В чем же тогда тайна? Наверное, в покаянии. Я тут «темню» не по игривости и не по мнительности, а потому, что говорить о покаянии в третьем лице некорректно ни в церковном, ни вообще в моральном, аспекте. Более того, человек, обличая себя, тоже ведь ставит себя, в известной степени, в третье лицо: «Ах, я такой-сякой!» – «Ах, он такой-сякой!» (тыча в себя пальцем). Самоуничижение – грех паче гордыни. Покаяние более обширно, таинственно и – просто. «Я – царь, я – раб, я – червь, я – Бог» (Г. Державин). И требуется особая благодать на человеке, чтобы он мог высказать это в стихах, чтобы он, не разглашая суетно, смог передать драгоценную тайну читателю, вывести и его на Тайный путь поэзии, человеческой души.
Начинался тайный путь русской поэзии в молитвах. Невозможно поэтому определить его отправной пункт. Начало же того явления, которое и зовется собственно русской поэзией в современном понимании, традиционно полагается в 18 веке; зачинатели его Ломоносов, Тредиаковский и Сумароков. Можно, конечно, с этим не соглашаться и нежно вспоминать Симеона Полоцкого, или, если уж на то пошло, грезить о звёздно далеком (и звёздно же близком) авторе «Слова о полку». Мы этого делать здесь не станем. Мы, – в известной степени, может быть, условно, – начнем все-таки с века 18-го.
Русский классицизм неслучайно называется русским, как русское барокко тоже неслучайно… Вообще, думается, что жадное впитывание, празднично-тревожное глотание сторонних культурных традиций как раз свидетельствует об обострении национального сознания. Это своего рода присвоение чужих богатств, деланье их своими кровными, это настоящая мужья любовь к полоненной, во всяком случае, всегда чуть насильно, слегка из-под палки приведенной в дом невесте. Такой очаровательной невестой стала для русича Европа. И начался бурный роман, началась поэзия и проза, тиранство и подкаблучничество. Русское барокко, русский классицизм пропитан русским духом, пронизан его сквозьеловыми острыми лучами.

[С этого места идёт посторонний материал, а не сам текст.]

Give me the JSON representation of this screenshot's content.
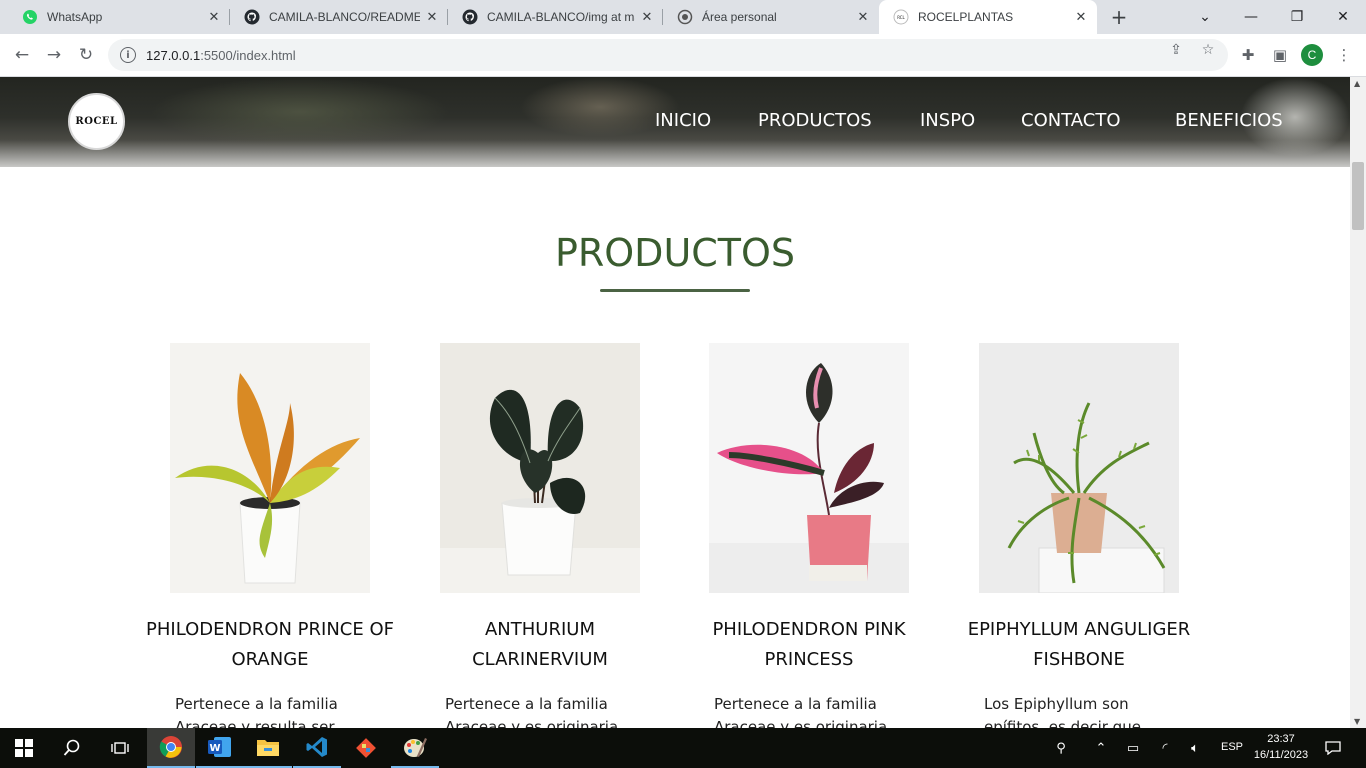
{
  "browser": {
    "tabs": [
      {
        "title": "WhatsApp",
        "icon": "whatsapp-icon"
      },
      {
        "title": "CAMILA-BLANCO/README.md",
        "icon": "github-icon"
      },
      {
        "title": "CAMILA-BLANCO/img at main",
        "icon": "github-icon"
      },
      {
        "title": "Área personal",
        "icon": "moodle-icon"
      },
      {
        "title": "ROCELPLANTAS",
        "icon": "rocel-icon",
        "active": true
      }
    ],
    "new_tab_label": "+",
    "url_host": "127.0.0.1",
    "url_rest": ":5500/index.html",
    "profile_initial": "C"
  },
  "site": {
    "logo_text": "ROCEL",
    "nav": [
      "INICIO",
      "PRODUCTOS",
      "INSPO",
      "CONTACTO",
      "BENEFICIOS"
    ],
    "section_title": "PRODUCTOS",
    "products": [
      {
        "name": "PHILODENDRON PRINCE OF ORANGE",
        "name_line1": "PHILODENDRON PRINCE OF",
        "name_line2": "ORANGE",
        "desc_line1": "Pertenece a la familia",
        "desc_line2": "Araceae y resulta ser"
      },
      {
        "name": "ANTHURIUM CLARINERVIUM",
        "name_line1": "ANTHURIUM",
        "name_line2": "CLARINERVIUM",
        "desc_line1": "Pertenece a la familia",
        "desc_line2": "Araceae y es originaria"
      },
      {
        "name": "PHILODENDRON PINK PRINCESS",
        "name_line1": "PHILODENDRON PINK",
        "name_line2": "PRINCESS",
        "desc_line1": "Pertenece a la familia",
        "desc_line2": "Araceae y es originaria"
      },
      {
        "name": "EPIPHYLLUM ANGULIGER FISHBONE",
        "name_line1": "EPIPHYLLUM ANGULIGER",
        "name_line2": "FISHBONE",
        "desc_line1": "Los Epiphyllum son",
        "desc_line2": "epífitos, es decir que"
      }
    ],
    "colors": {
      "title": "#3a5c2f",
      "underline": "#4b6344"
    }
  },
  "taskbar": {
    "apps": [
      "start-icon",
      "search-icon",
      "task-view-icon",
      "chrome-icon",
      "word-icon",
      "file-explorer-icon",
      "vscode-icon",
      "git-icon",
      "paint-icon"
    ],
    "language": "ESP",
    "time": "23:37",
    "date": "16/11/2023"
  }
}
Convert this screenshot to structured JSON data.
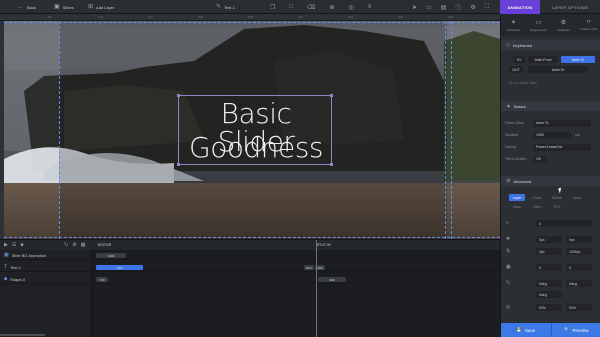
{
  "toolbar": {
    "back": "Back",
    "slides": "Slides",
    "add_layer": "Add Layer",
    "layer_title": "Text-1"
  },
  "panel_tabs": {
    "animation": "ANIMATION",
    "layer_options": "LAYER OPTIONS"
  },
  "panel_subtabs": [
    "Animation",
    "Responsivity",
    "Attributes",
    "Custom CSS"
  ],
  "ruler": [
    "50",
    "100",
    "150",
    "200",
    "250",
    "300",
    "350",
    "400",
    "450"
  ],
  "slide_text": {
    "line1": "Basic Slider",
    "line2": "Goodness"
  },
  "keyframes": {
    "title": "Keyframes",
    "in_label": "IN",
    "out_label": "OUT",
    "anim_from": "Anim From",
    "anim_to": "Anim To",
    "anim_to_2": "Anim To",
    "do_after": "Do on Slider Start"
  },
  "basics": {
    "title": "Basics",
    "rows": [
      {
        "label": "Frame Altas",
        "value": "Anim To"
      },
      {
        "label": "Duration",
        "value": "1000",
        "extra": "ms"
      },
      {
        "label": "Easing",
        "value": "Power4.easeOut"
      },
      {
        "label": "Text to Button",
        "value": "Off"
      }
    ]
  },
  "advanced": {
    "title": "Advanced",
    "tabs": [
      "Layer",
      "Chars",
      "Words",
      "Lines",
      "Mask",
      "Filter",
      "SFX"
    ],
    "values": [
      "0",
      "0px",
      "0px",
      "0px",
      "1000px",
      "0",
      "0",
      "0deg",
      "0deg",
      "0deg",
      "50%",
      "50%"
    ]
  },
  "timeline": {
    "editor_label": "EDITOR",
    "split_label": "SPLIT 00",
    "rows": [
      {
        "name": "Slide BG Animation",
        "bar": "1000"
      },
      {
        "name": "Text-1",
        "bar": "1000",
        "bar2": "OUT",
        "bar3": "300"
      },
      {
        "name": "Shape-0",
        "bar": "700",
        "bar2": "300"
      }
    ]
  },
  "actions": {
    "save": "Save",
    "preview": "Preview"
  },
  "colors": {
    "accent": "#6a41d8",
    "blue": "#3d73e6",
    "guide": "#5b8ff0"
  }
}
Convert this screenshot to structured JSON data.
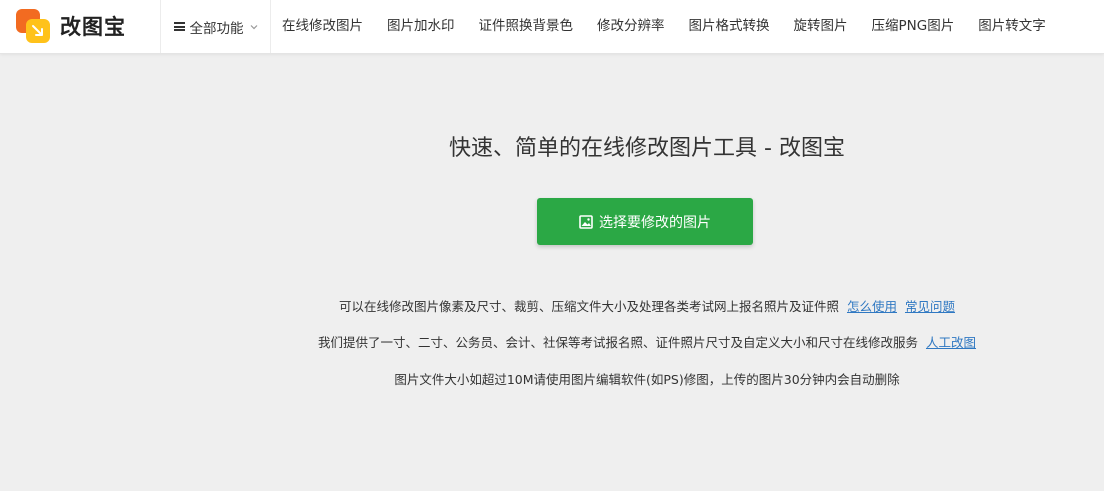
{
  "brand": {
    "name": "改图宝"
  },
  "nav": {
    "all_label": "全部功能",
    "items": [
      "在线修改图片",
      "图片加水印",
      "证件照换背景色",
      "修改分辨率",
      "图片格式转换",
      "旋转图片",
      "压缩PNG图片",
      "图片转文字"
    ]
  },
  "main": {
    "headline": "快速、简单的在线修改图片工具 - 改图宝",
    "upload_label": "选择要修改的图片",
    "lines": [
      {
        "text": "可以在线修改图片像素及尺寸、裁剪、压缩文件大小及处理各类考试网上报名照片及证件照",
        "links": [
          "怎么使用",
          "常见问题"
        ]
      },
      {
        "text": "我们提供了一寸、二寸、公务员、会计、社保等考试报名照、证件照片尺寸及自定义大小和尺寸在线修改服务",
        "links": [
          "人工改图"
        ]
      },
      {
        "text": "图片文件大小如超过10M请使用图片编辑软件(如PS)修图，上传的图片30分钟内会自动删除",
        "links": []
      }
    ]
  },
  "colors": {
    "accent": "#2ba845",
    "link": "#2f78c2",
    "logo_orange": "#f26b21",
    "logo_yellow": "#ffc21a"
  },
  "icons": {
    "menu": "hamburger-icon",
    "dropdown": "chevron-down-icon",
    "upload": "image-icon"
  }
}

Тут и нашлись новые, неслыханные дотоле слова нового русского стиха.
Но как этот новоявленный русский поэт заговорил о Боге? С огромной радостью, с той радостью, с какой ребенок вбегает утром в родительскую спальню рассказать о первом снеге. Каким монашеским подвигом, какими веками сладчайшего праведного молчания накоплена эта детская радость! Слово рождалось, как Бог, и «Слово было у Бога». Ломоносов хвалит Господа с мощью шума деревьев, наката морских волн на берег и – замирает. Василий Капнист – замирает, стискивает эту радость аскетично, но она изливается из его строк ровным притушенным золотым светом. Иван Крылов, картежник, бывший за это дело и под судом, смеется над собой покаянно; сквозь смех, комично кругля глаза, говорит о Гневе Божием, но в этом смехе – священный ужас и опять она – радость веры. Державин, забавный и грузный, кряхтя, забирается на грозовое облако, но там, как капитан на капитанском мостике, расправляет плечи и говорит напрямую с Господом, что ему дозволяет ликующее дерзновение огромной веры.